Until now I saw no answer to this. But now Trevor Phillips, television presenter, Labour politician, former head of the Commission for Racial Equality  and the Commission for Equality and Human Rights, himself black, has answered my question in an article in the Daily Telegraph:



Though Longfield does not say so in terms, the evidence shows that the wave of killings and maimings we are seeing are assassinations of black children by other black children, all too often directed by adult drug dealers. And it pays to read the small print in her report. The technical appendices tell us that, in effect, race is the best predictor of being in a gang, being a victim of knife crime or of being a killer.

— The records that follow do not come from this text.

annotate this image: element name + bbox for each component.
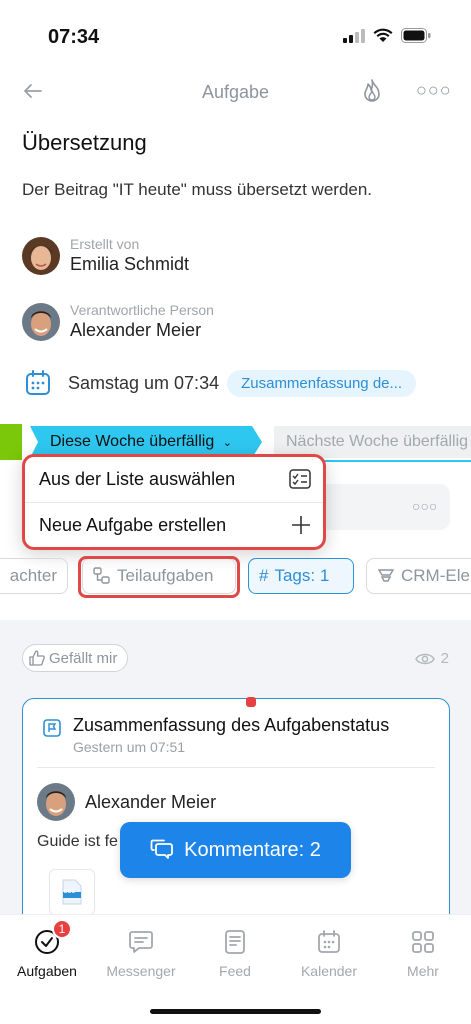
task-title: Übersetzung	[22, 130, 147, 155]
tasks-badge: 1	[52, 919, 72, 939]
status-summary-card[interactable]: Zusammenfassung des Aufgabenstatus Geste…	[22, 697, 450, 928]
like-button[interactable]: Gefällt mir	[22, 644, 129, 672]
tab-calendar[interactable]: Kalender	[282, 927, 376, 979]
signal-icon	[343, 28, 365, 43]
card-author-avatar	[37, 783, 75, 821]
comments-button[interactable]: Kommentare: 2	[120, 822, 351, 878]
doc-file-icon[interactable]: DOC	[49, 869, 95, 915]
unread-indicator	[246, 697, 256, 707]
battery-icon	[401, 28, 431, 43]
crm-icon	[377, 569, 395, 582]
flag-icon	[43, 719, 61, 737]
responsible-name[interactable]: Alexander Meier	[70, 320, 214, 341]
subtasks-highlight	[78, 556, 240, 598]
creator-role-label: Erstellt von	[70, 236, 140, 252]
calendar-icon	[26, 370, 50, 395]
more-options-icon[interactable]: ○○○	[416, 80, 452, 101]
grid-icon	[412, 931, 434, 953]
tab-feed-label: Feed	[219, 963, 251, 979]
calendar-tab-icon	[318, 930, 340, 953]
wifi-icon	[373, 28, 393, 42]
chip-observers[interactable]: achter	[0, 558, 68, 594]
chip-tags[interactable]: # Tags: 1	[248, 558, 354, 594]
creator-name[interactable]: Emilia Schmidt	[70, 254, 189, 275]
hash-icon: #	[259, 566, 269, 585]
card-timestamp: Gestern um 07:51	[73, 739, 186, 755]
chip-tags-label: Tags: 1	[274, 566, 330, 585]
row-more-icon[interactable]: ○○○	[412, 498, 437, 514]
comments-icon	[150, 839, 174, 859]
feed-icon	[225, 930, 245, 954]
tab-tasks-label: Aufgaben	[17, 963, 77, 979]
checklist-icon	[289, 469, 311, 489]
tab-messenger-label: Messenger	[106, 963, 176, 979]
app-header: Aufgabe ○○○	[0, 70, 471, 114]
like-label: Gefällt mir	[49, 649, 118, 667]
menu-item-create-label: Neue Aufgabe erstellen	[39, 514, 227, 535]
plus-icon	[292, 516, 310, 534]
flame-icon[interactable]	[360, 78, 384, 104]
card-author-name: Alexander Meier	[85, 791, 217, 812]
chat-icon	[129, 931, 153, 953]
tab-messenger[interactable]: Messenger	[94, 927, 188, 979]
bottom-tab-bar: 1 Aufgaben Messenger Feed Kalender Mehr	[0, 914, 471, 1024]
creator-row[interactable]: Erstellt von Emilia Schmidt	[22, 236, 189, 275]
views-counter: 2	[414, 650, 449, 667]
responsible-role-label: Verantwortliche Person	[70, 302, 214, 318]
header-title: Aufgabe	[201, 82, 270, 102]
deadline-row[interactable]: Samstag um 07:34 Zusammenfassung de...	[24, 368, 417, 398]
comments-button-label: Kommentare: 2	[184, 838, 321, 861]
summary-chip[interactable]: Zusammenfassung de...	[227, 369, 417, 397]
creator-avatar	[22, 236, 60, 275]
home-indicator	[150, 1009, 321, 1014]
tab-calendar-label: Kalender	[300, 963, 358, 979]
tab-tasks[interactable]: 1 Aufgaben	[0, 919, 94, 979]
menu-item-create-task[interactable]: Neue Aufgabe erstellen	[25, 502, 323, 547]
deadline-text[interactable]: Samstag um 07:34	[68, 373, 219, 394]
views-count: 2	[440, 650, 449, 667]
status-time: 07:34	[48, 26, 100, 48]
eye-icon	[414, 653, 435, 664]
menu-item-select-label: Aus der Liste auswählen	[39, 469, 236, 489]
menu-item-select-from-list[interactable]: Aus der Liste auswählen	[25, 457, 323, 502]
card-divider	[37, 767, 435, 768]
doc-file-label: DOC	[64, 889, 76, 895]
card-text: Guide ist fe	[37, 833, 118, 850]
tab-feed[interactable]: Feed	[188, 927, 282, 979]
card-author[interactable]: Alexander Meier	[37, 783, 216, 821]
status-icons	[343, 28, 431, 43]
thumbs-up-icon	[29, 650, 45, 666]
chevron-down-icon: ⌄	[222, 437, 232, 449]
chip-observers-label: achter	[9, 566, 57, 585]
tab-more[interactable]: Mehr	[376, 927, 470, 979]
card-title: Zusammenfassung des Aufgabenstatus	[73, 715, 390, 735]
responsible-row[interactable]: Verantwortliche Person Alexander Meier	[22, 302, 214, 341]
task-description: Der Beitrag "IT heute" muss übersetzt we…	[22, 180, 373, 199]
stage-active-label: Diese Woche überfällig	[50, 433, 215, 450]
chip-crm-label: CRM-Ele	[401, 566, 470, 585]
chip-crm[interactable]: CRM-Ele	[366, 558, 471, 594]
status-bar: 07:34	[0, 0, 471, 70]
stage-previous[interactable]	[0, 424, 22, 460]
tab-more-label: Mehr	[407, 963, 439, 979]
responsible-avatar	[22, 302, 60, 341]
subtask-popup-menu: Aus der Liste auswählen Neue Aufgabe ers…	[22, 454, 326, 550]
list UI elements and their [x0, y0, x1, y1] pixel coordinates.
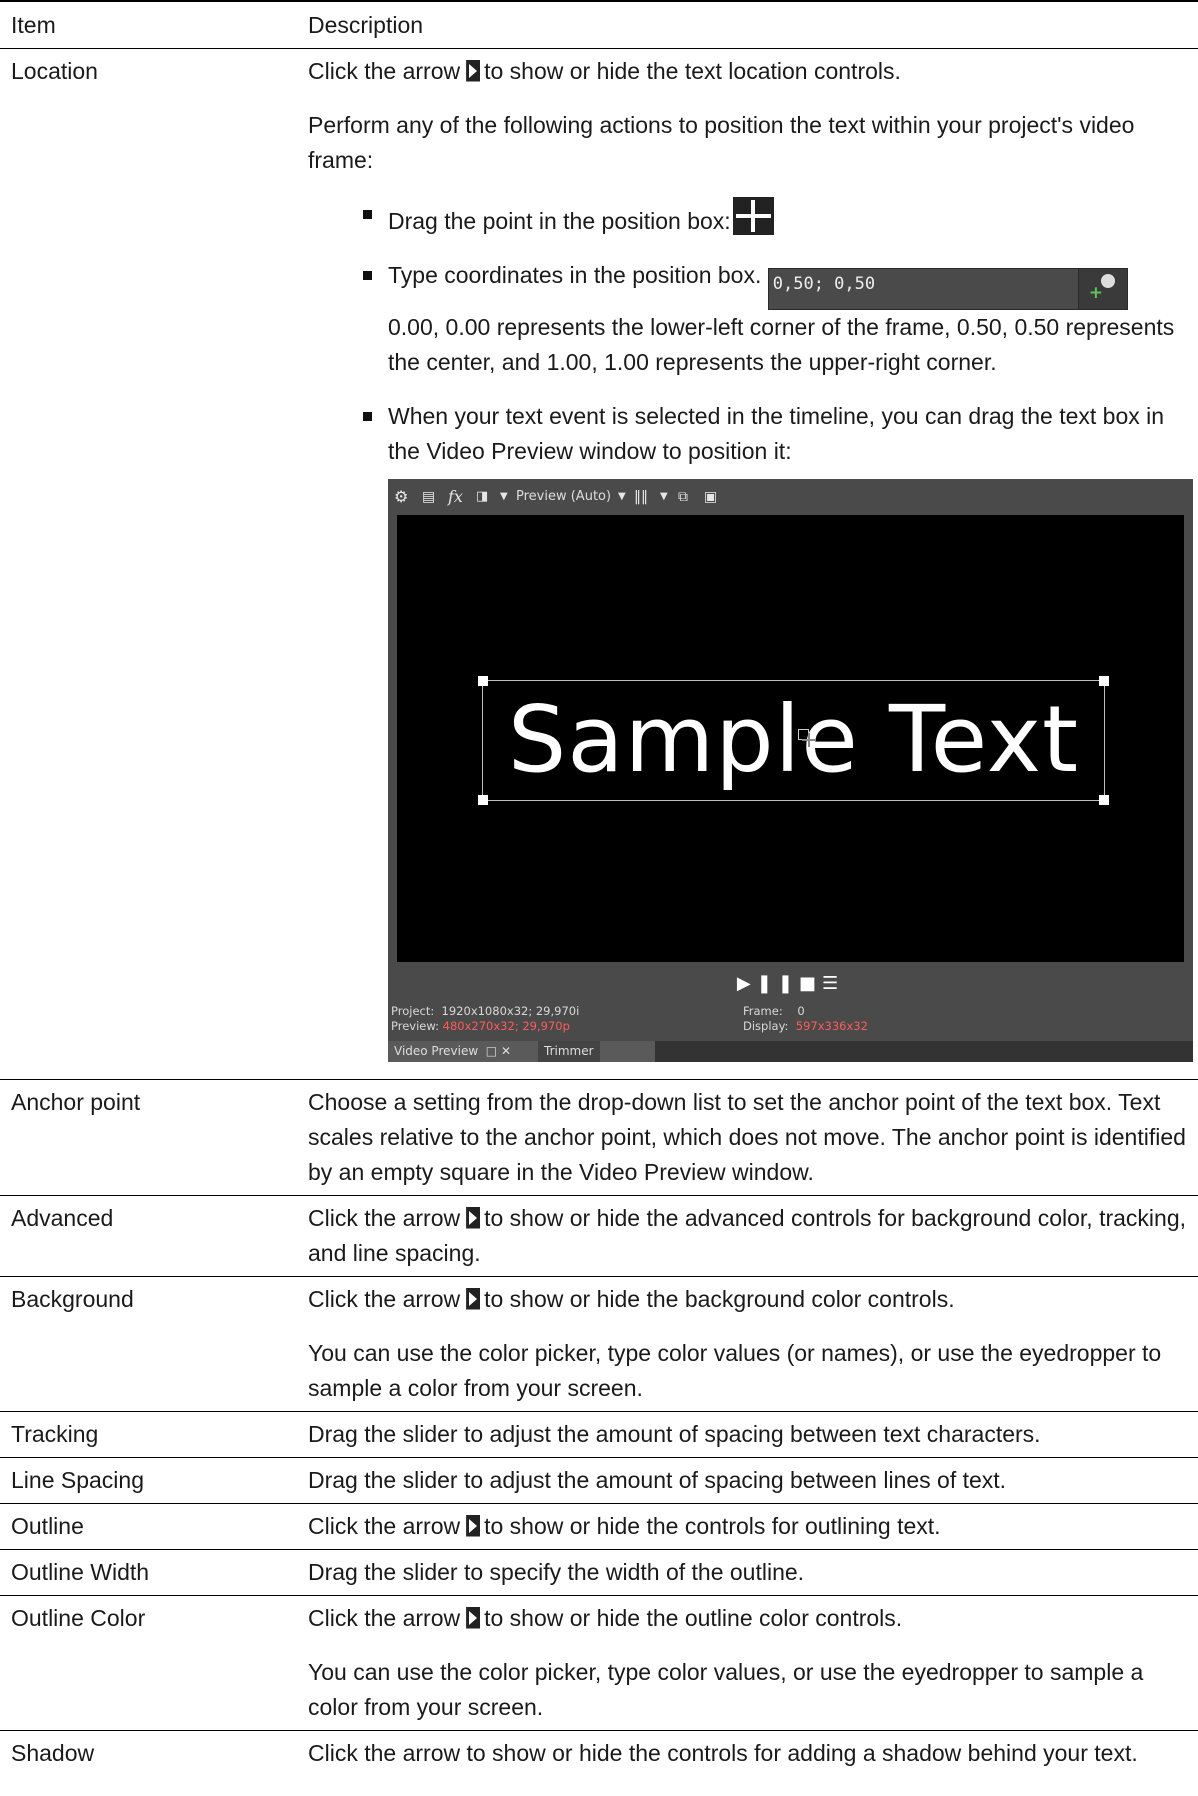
chevron-down-icon: ▼	[618, 490, 626, 502]
list-item: Drag the point in the position box:	[363, 196, 1198, 239]
item-shadow: Shadow	[11, 1739, 95, 1766]
expand-arrow-icon	[466, 1206, 481, 1229]
video-preview-tabs: Video Preview □ ✕ Trimmer	[388, 1040, 1193, 1062]
video-preview-toolbar: ⚙ ▤ fx ◨ ▼ Preview (Auto) ▼ ‖‖ ▼ ⧉ ▣	[388, 479, 1193, 515]
location-paragraph-2: Perform any of the following actions to …	[308, 111, 1135, 173]
close-icon: ✕	[500, 1043, 512, 1058]
table-row: Location Click the arrow to show or hide …	[0, 48, 1198, 1080]
item-outline-width: Outline Width	[0, 1549, 308, 1596]
properties-table: Item Description Location Click the arro…	[0, 0, 1198, 1776]
chevron-down-icon: ▼	[500, 490, 508, 502]
item-location: Location	[0, 48, 308, 1080]
table-row: Outline Click the arrow to show or hide t…	[0, 1503, 1198, 1550]
resize-handle	[1099, 794, 1109, 805]
fx-icon: fx	[448, 486, 463, 506]
resize-handle	[478, 794, 488, 805]
transport-controls: ▶❚❚■☰	[388, 969, 1193, 999]
item-anchor-point: Anchor point	[0, 1079, 308, 1196]
item-advanced: Advanced	[0, 1195, 308, 1277]
tab-video-preview: Video Preview □ ✕	[388, 1040, 655, 1062]
expand-arrow-icon	[466, 59, 481, 82]
pause-icon: ❚❚	[756, 972, 799, 994]
expand-arrow-icon	[466, 1514, 481, 1537]
table-row: Outline Width Drag the slider to specify…	[0, 1549, 1198, 1596]
item-tracking: Tracking	[0, 1411, 308, 1458]
chevron-down-icon: ▼	[660, 490, 668, 502]
location-bullet-list: Drag the point in the position box: Type…	[308, 196, 1198, 469]
resize-handle	[1099, 675, 1109, 686]
sample-text: Sample Text	[507, 685, 1080, 793]
overlays-icon: ‖‖	[634, 488, 648, 505]
table-row: Shadow Click the arrow to show or hide t…	[0, 1730, 1198, 1776]
description-location: Click the arrow to show or hide the text …	[308, 48, 1198, 1080]
table-row: Background Click the arrow to show or hid…	[0, 1276, 1198, 1412]
add-keyframe-icon	[1077, 268, 1127, 309]
gear-icon: ⚙	[394, 486, 409, 506]
list-item: Type coordinates in the position box. 0,…	[363, 258, 1198, 380]
video-preview-window: ⚙ ▤ fx ◨ ▼ Preview (Auto) ▼ ‖‖ ▼ ⧉ ▣ Sam…	[388, 478, 1193, 1062]
undock-icon: □	[485, 1043, 498, 1058]
table-row: Anchor point Choose a setting from the d…	[0, 1079, 1198, 1196]
external-monitor-icon: ▤	[422, 488, 436, 505]
text-box: Sample Text	[478, 675, 1109, 805]
table-row: Line Spacing Drag the slider to adjust t…	[0, 1457, 1198, 1504]
copy-snapshot-icon: ⧉	[678, 488, 688, 505]
resize-handle	[478, 675, 488, 686]
table-row: Advanced Click the arrow to show or hide …	[0, 1195, 1198, 1277]
video-preview-screen: Sample Text	[397, 514, 1184, 962]
list-item: When your text event is selected in the …	[363, 399, 1198, 469]
menu-icon: ☰	[821, 972, 845, 994]
split-screen-icon: ◨	[476, 488, 489, 504]
stop-icon: ■	[798, 972, 822, 994]
tab-trimmer: Trimmer	[538, 1040, 600, 1062]
item-outline: Outline	[0, 1503, 308, 1550]
table-row: Tracking Drag the slider to adjust the a…	[0, 1411, 1198, 1458]
expand-arrow-icon	[466, 1606, 481, 1629]
project-info: Project: 1920x1080x32; 29,970i Preview: …	[391, 1003, 580, 1033]
preview-quality-label: Preview (Auto)	[516, 488, 612, 504]
move-cursor-icon	[798, 728, 818, 749]
header-description: Description	[308, 0, 1198, 49]
expand-arrow-icon	[466, 1287, 481, 1310]
table-row: Outline Color Click the arrow to show or …	[0, 1595, 1198, 1731]
item-background: Background	[0, 1276, 308, 1412]
position-box-crosshair-icon	[732, 196, 774, 235]
header-item: Item	[0, 0, 308, 49]
item-line-spacing: Line Spacing	[0, 1457, 308, 1504]
save-snapshot-icon: ▣	[704, 488, 718, 505]
item-outline-color: Outline Color	[0, 1595, 308, 1731]
table-header-row: Item Description	[0, 0, 1198, 49]
coordinates-field: 0,50; 0,50	[767, 267, 1128, 310]
play-icon: ▶	[736, 972, 757, 994]
location-paragraph-1: Click the arrow to show or hide the text …	[308, 57, 901, 84]
frame-info: Frame: 0 Display: 597x336x32	[743, 1003, 868, 1033]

Among children who are not involved in gangs, more than 81 per cent are white and just 7 per cent black; but among those identified as gang members by social work practitioners the figures are 48 per cent white and 31 per cent black. Worse still, among those in greatest trouble – the “extensive offending group” in the jargon – black youngsters make up 37 per cent of the population compared to 39 per cent whites.
In essence, black boys are more than 20 times as likely to be involved in serious attacks compared with their white peers. I suspect that closer analysis of the data will point to the prevalence of terrible trauma suffered by refugee children which is now being parlayed into wanton violence. These children may need our sympathy and protection; they are also crying out for control and therapy.
Yet, to read our newspapers and to listen to our media, you would imagine that race played no part in this issue at all. The BBC in particular is guilty of whitewashing the truth. Its defence is that race should only be reported where it is relevant. Yet it has no qualms about routinely describing stop and search by police in racial terms. If the media thinks it can keep its racial innocence by saying nothing, it’s kidding itself.
The daily parade of dark faces in items about knife crime tells its own story. And the routine appearance of such individuals as “Olu from Brixton” in radio interviews would provoke howls of “racist dog-whistling” around Broadcasting House were the BBC’s own journalists not so deeply complicit in the silence.